Our Mission: Patients’ Access to Treatments
Mr. Konstantinos M. Frouzis article in European Business Review, May 2013
The pharmaceutical sector is one of the most dynamic sectors: intrinsically connected with human life and the viability of societies, it has not ceased, not for a single moment, to face challenges, as its activity is centered on human health. In this difficult time it is important to highlight the value of medicines for human life and the contribution of our industry to the national economy. According to authoritative studies on Greece, the recent study by McKinsey & Company being a notable example, our sector is considered one of the six “rising stars” that can be drivers of GDP growth.

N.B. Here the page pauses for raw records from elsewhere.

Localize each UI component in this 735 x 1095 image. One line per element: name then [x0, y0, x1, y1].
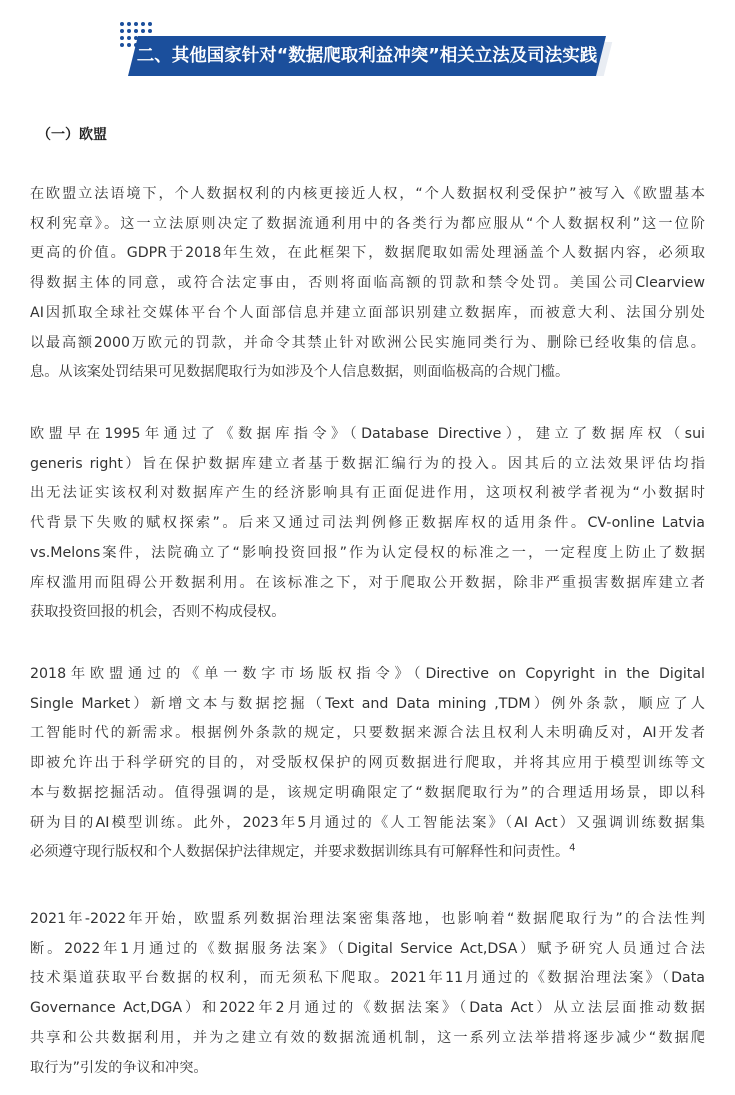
paragraph-line: 本与数据挖掘活动。值得强调的是，该规定明确限定了“数据爬取行为”的合理适用场景，即以科 — [30, 784, 705, 801]
paragraph-line: Governance Act,DGA）和2022年2月通过的《数据法案》（Data Act）从立法层面推动数据 — [30, 1000, 705, 1017]
paragraph-line: 代背景下失败的赋权探索”。后来又通过司法判例修正数据库权的适用条件。CV-online Latvia — [30, 515, 705, 532]
paragraph-4 — [30, 905, 705, 1083]
paragraph-line: 以最高额2000万欧元的罚款，并命令其禁止针对欧洲公民实施同类行为、删除已经收集的信息。 — [30, 334, 705, 351]
paragraph-line: 出无法证实该权利对数据库产生的经济影响具有正面促进作用，这项权利被学者视为“小数据时 — [30, 485, 705, 502]
paragraph-2 — [30, 420, 705, 628]
paragraph-line: 技术渠道获取平台数据的权利，而无须私下爬取。2021年11月通过的《数据治理法案》（Data — [30, 970, 705, 987]
paragraph-line: 断。2022年1月通过的《数据服务法案》（Digital Service Act,DSA）赋予研究人员通过合法 — [30, 940, 705, 957]
paragraph-line: AI因抓取全球社交媒体平台个人面部信息并建立面部识别建立数据库，而被意大利、法国分别处 — [30, 304, 705, 321]
paragraph-line: 工智能时代的新需求。根据例外条款的规定，只要数据来源合法且权利人未明确反对，AI开发者 — [30, 725, 705, 742]
paragraph-line: 必须遵守现行版权和个人数据保护法律规定，并要求数据训练具有可解释性和问责性。 — [30, 844, 570, 861]
paragraph-line: 息。从该案处罚结果可见数据爬取行为如涉及个人信息数据，则面临极高的合规门槛。 — [30, 364, 570, 381]
paragraph-line: Single Market）新增文本与数据挖掘（Text and Data mining ,TDM）例外条款，顺应了人 — [30, 695, 705, 712]
paragraph-line: 取行为”引发的争议和冲突。 — [30, 1059, 208, 1076]
paragraph-line: generis right）旨在保护数据库建立者基于数据汇编行为的投入。因其后的立法效果评估均指 — [30, 455, 705, 472]
section-heading: （一）欧盟 — [37, 127, 107, 143]
paragraph-line: 得数据主体的同意，或符合法定事由，否则将面临高额的罚款和禁令处罚。美国公司Clearview — [30, 275, 705, 292]
paragraph-3 — [30, 660, 705, 868]
paragraph-line: 在欧盟立法语境下，个人数据权利的内核更接近人权，“个人数据权利受保护”被写入《欧盟基本 — [30, 186, 705, 202]
paragraph-line: 欧盟早在1995年通过了《数据库指令》（Database Directive），建立了数据库权（sui — [30, 426, 705, 442]
paragraph-line: 2018年欧盟通过的《单一数字市场版权指令》（Directive on Copyright in the Digital — [30, 666, 705, 682]
paragraph-line: 即被允许出于科学研究的目的，对受版权保护的网页数据进行爬取，并将其应用于模型训练等文 — [30, 755, 705, 772]
paragraph-line: 共享和公共数据利用，并为之建立有效的数据流通机制，这一系列立法举措将逐步减少“数据爬 — [30, 1029, 705, 1046]
paragraph-line: 库权滥用而阻碍公开数据利用。在该标准之下，对于爬取公开数据，除非严重损害数据库建立者 — [30, 574, 705, 591]
paragraph-line: 更高的价值。GDPR于2018年生效，在此框架下，数据爬取如需处理涵盖个人数据内容，必须取 — [30, 245, 705, 262]
paragraph-line-with-footnote — [30, 838, 705, 868]
paragraph-line: 权利宪章》。这一立法原则决定了数据流通利用中的各类行为都应服从“个人数据权利”这一位阶 — [30, 215, 705, 232]
paragraph-line: 2021年-2022年开始，欧盟系列数据治理法案密集落地，也影响着“数据爬取行为”的合法性判 — [30, 911, 705, 927]
paragraph-line: vs.Melons案件，法院确立了“影响投资回报”作为认定侵权的标准之一，一定程度上防止了数据 — [30, 544, 705, 561]
paragraph-1 — [30, 180, 705, 388]
paragraph-line: 研为目的AI模型训练。此外，2023年5月通过的《人工智能法案》（AI Act）又强调训练数据集 — [30, 814, 705, 831]
banner-title: 二、其他国家针对“数据爬取利益冲突”相关立法及司法实践 — [136, 46, 598, 66]
footnote-marker[interactable]: 4 — [569, 842, 576, 854]
paragraph-line: 获取投资回报的机会，否则不构成侵权。 — [30, 604, 286, 621]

The industry’s contribution to GDP is estimated at about €3 billion, while it has been calculated that every €1,000 spent on domestically produced medicines translates to an increase of €3,420 in GDP. At the same time, Greek pharmaceutical companies export to more than 100 countries worldwide; bringing in fact, last year the industry ranked first in terms of export performance.
However, in a recession like this and in an economy that has been ailing and contracting for six years in a row, business firms cannot but be directly affected. The pharmaceutical sector in particular has been hit by two factors: on the one hand, the adverse macroeconomic environment took a heavy toll on the industry, through an unfair and overly severe haircut on its Greek government bond holdings; on the other hand, we have been targeted as a key area of public expenditure cuts.
The challenges we are facing are numerous: the growing debts of EOPYY and public hospitals; difficulties in access to liquidity; declining sales due to the shrinking of the market, which has sometimes been forced and without a plan; and last but not least the losses from the PSI. We in the pharmaceutical industry have repeatedly stressed that the path to growth passes from the ability to restore a stable and reliable business environment in which conditions will not subject to constant change, including a predictable tax regime, a sound pricing process, and, above all, the timely settlement of public sector debts.
Furthermore, we are facing constraints on our business activity, as imports of new medicinal products have been effectively banned for 2.5 years now. Instead, we believe that it is high time that Greece opened the door to innovation, which is the oxygen that stokes the fire of bold entrepreneurship. For us, the pharmaceutical industry, this means uninhibited access to innovative medicines. Innovative medicines are the achievements of research and represent investment in health; they are instrumental to improving the quality of life and at the same time they are economic tools that can contribute to growth and prosperity in our country, through investment in clinical research and manufacturing. Innovation involves multifaceted investments, substantial capital inflows that can boost growth, expertise, jobs, modernization and progress! This is a direct contribution to GDP growth.
It should be noted that it is not so much the decline in GDP that prevents growth as the fact that we do not seem to be willing to change, although we can. Actually, the contraction in GDP could to some degree act as an incentive, implying that we have more potential for growth than e.g. Luxembourg which has a very high GDP per capita. The country just needs to convince that it is determined to follow an upward path, not a downward one. This is something we have not done as yet. We need to convince that we can be productive and reliable.
A business firm can of course work out survival solutions, including more flexibility or downsizing, but this would entail sacrifices in terms of jobs, investment in Greece and contribution to the economy. However, the industry’s main concern is not its own survival at any cost, but rather the welfare of Greek patients. Specifically, for 2013, total pharmaceutical spending by the citizens of the 27 countries of the EU is projected to be 50% higher than for the citizens of Greece. For 2014, the comparison should be even more unfavorable for Greek patients. It is therefore certain that the target of 1% of GDP for pharmaceutical spending is a disaster waiting to happen. I repeat that pharmaceutical policy should be guided not only by absolute figures but also by social and living standards considerations. There must be an objective level that can ensure decent conditions of healthcare and, most importantly, patients’ access to new treatments and medications.